Но тогда, по прочтении анонса, он ожидал чего-то большего… (это холодное лицо — никакой застывшей мимики, только левая бровь чуть отведена)… он ожидал, что кадр также будет отражать тайну (словно резюмируя фильм — не тот, который должны будут показывать; тот, который он предвосхищал воображением)…
Внизу анонса значились фамилии актеров, исполняющих главные роли и страна-производитель.
«Чехия? Какая еще Чехия? Разве там можно снять хороший фильм?»
Конечно, он понимал, что в Чехии тоже снимают какие-то фильмы, но… «разве они могут быть интересными?»
И тут он впервые усомнился в достоверности анонса — его охватила досада, очень непродолжительная. Прежнее разочарование вдруг как-то странно сошло на нет, — и он просто задавал вопросы, самому себе, про Чехию.
Фильм должны были показывать в середине следующего дня, и до этого времени в его голове так и продолжали вертеться одни и те же вопросы: «Чехия? Хороший фильм — в Чехии? Разве это возможно?» — вызывая смущение.
Впрочем, это не помешало ему заблаговременно предупредить своих родственников о фильме, который «страшно заинтересовал» его, фильме о старинной тайне, «которую, видно, все стараются разгадать, и никак не могут», бьются над разгадкой (будто бы даже и за пределами фильма), и когда он узнал, что во время транслирования собираются смотреть по другому каналу какую-то развлекательную передачу, потратил более двух часов на то, чтобы убедить уступить телевизор…
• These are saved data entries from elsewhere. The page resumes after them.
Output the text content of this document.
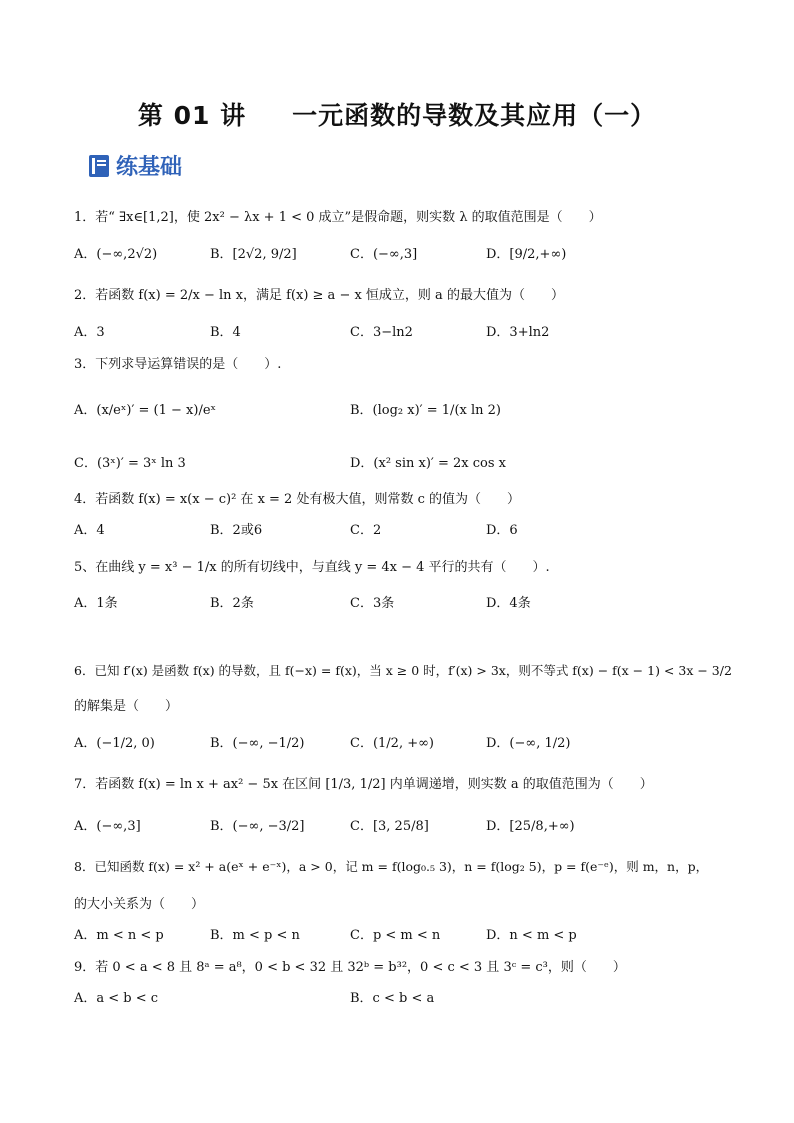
第 01 讲 一元函数的导数及其应用（一）
练基础
1．若“ ∃x∈[1,2]，使 2x² − λx + 1 < 0 成立”是假命题，则实数 λ 的取值范围是（　　）
A．(−∞,2√2)	B．[2√2, 9/2]	C．(−∞,3]	D．[9/2,+∞)
2．若函数 f(x) = 2/x − ln x，满足 f(x) ≥ a − x 恒成立，则 a 的最大值为（　　）
A．3	B．4	C．3−ln2	D．3+ln2
3．下列求导运算错误的是（　　）.
A．(x/eˣ)′ = (1 − x)/eˣ	B．(log₂ x)′ = 1/(x ln 2)
C．(3ˣ)′ = 3ˣ ln 3	D．(x² sin x)′ = 2x cos x
4．若函数 f(x) = x(x − c)² 在 x = 2 处有极大值，则常数 c 的值为（　　）
A．4	B．2或6	C．2	D．6
5、在曲线 y = x³ − 1/x 的所有切线中，与直线 y = 4x − 4 平行的共有（　　）.
A．1条	B．2条	C．3条	D．4条
6．已知 f′(x) 是函数 f(x) 的导数，且 f(−x) = f(x)，当 x ≥ 0 时，f′(x) > 3x，则不等式 f(x) − f(x − 1) < 3x − 3/2
的解集是（　　）
A．(−1/2, 0)	B．(−∞, −1/2)	C．(1/2, +∞)	D．(−∞, 1/2)
7．若函数 f(x) = ln x + ax² − 5x 在区间 [1/3, 1/2] 内单调递增，则实数 a 的取值范围为（　　）
A．(−∞,3]	B．(−∞, −3/2]	C．[3, 25/8]	D．[25/8,+∞)
8．已知函数 f(x) = x² + a(eˣ + e⁻ˣ)，a > 0，记 m = f(log₀.₅ 3)，n = f(log₂ 5)，p = f(e⁻ᵉ)，则 m，n，p，
的大小关系为（　　）
A．m < n < p	B．m < p < n	C．p < m < n	D．n < m < p
9．若 0 < a < 8 且 8ᵃ = a⁸，0 < b < 32 且 32ᵇ = b³²，0 < c < 3 且 3ᶜ = c³，则（　　）
A．a < b < c	B．c < b < a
Подспудно его удивляла его собственная настойчивость, взявшаяся ни пойми откуда.
Когда он убеждал, уговаривал родственников, то, на какое-то время, напрочь забыл о фильме, — он просто упрашивал, умолял, запамятовав, зачем, собственно, это делает…
А потом, когда его уговоры, вконец, увенчались успехом, снова вернулось смущение и двоякое впечатление о фильме — с одной стороны, ему хотелось посмотреть фильм — о старинной тайне, с другой — ему не давало покоя, что фильм снят в Чехии…
Он досадовал.
На следующий день он стоит перед включенным телевизором; полувытянув руку, в которой зажат пульт.
Фильм должен начаться с минуты на минуту.
Последние секунды рекламного ролика… светлеет первая сцена фильма. Он различает солнечный диск, размытый (не то от пока еще не прояснившегося экрана, не то от неясного, облачного неба) — нарождающаяся заря над неясными, краетемными громадами… это…
«Руины? Как я мог забыть о руинах? Дети… играя среди заброшенных руин… — так было написано в анонсе, я совсем забыл, а ведь руины так подчеркивают тайну!..»
Старинная тайна?.. Чехия?.. — они как бы противостоят друг другу, со вчерашнего дня так и повелось, — и снова его начинает мучить смущение.
Но теперь еще эта новая мысль:
«Я забыл о руинах… Я совсем забыл о них! Я не придал им никакого значения — это так странно, неестественно!»
Он отводит взгляд и выключает телевизор…
Позже ему не будет давать покоя: почему он так тогда и не посмотрел фильм; почему внезапно выключил телевизор и направился из комнаты.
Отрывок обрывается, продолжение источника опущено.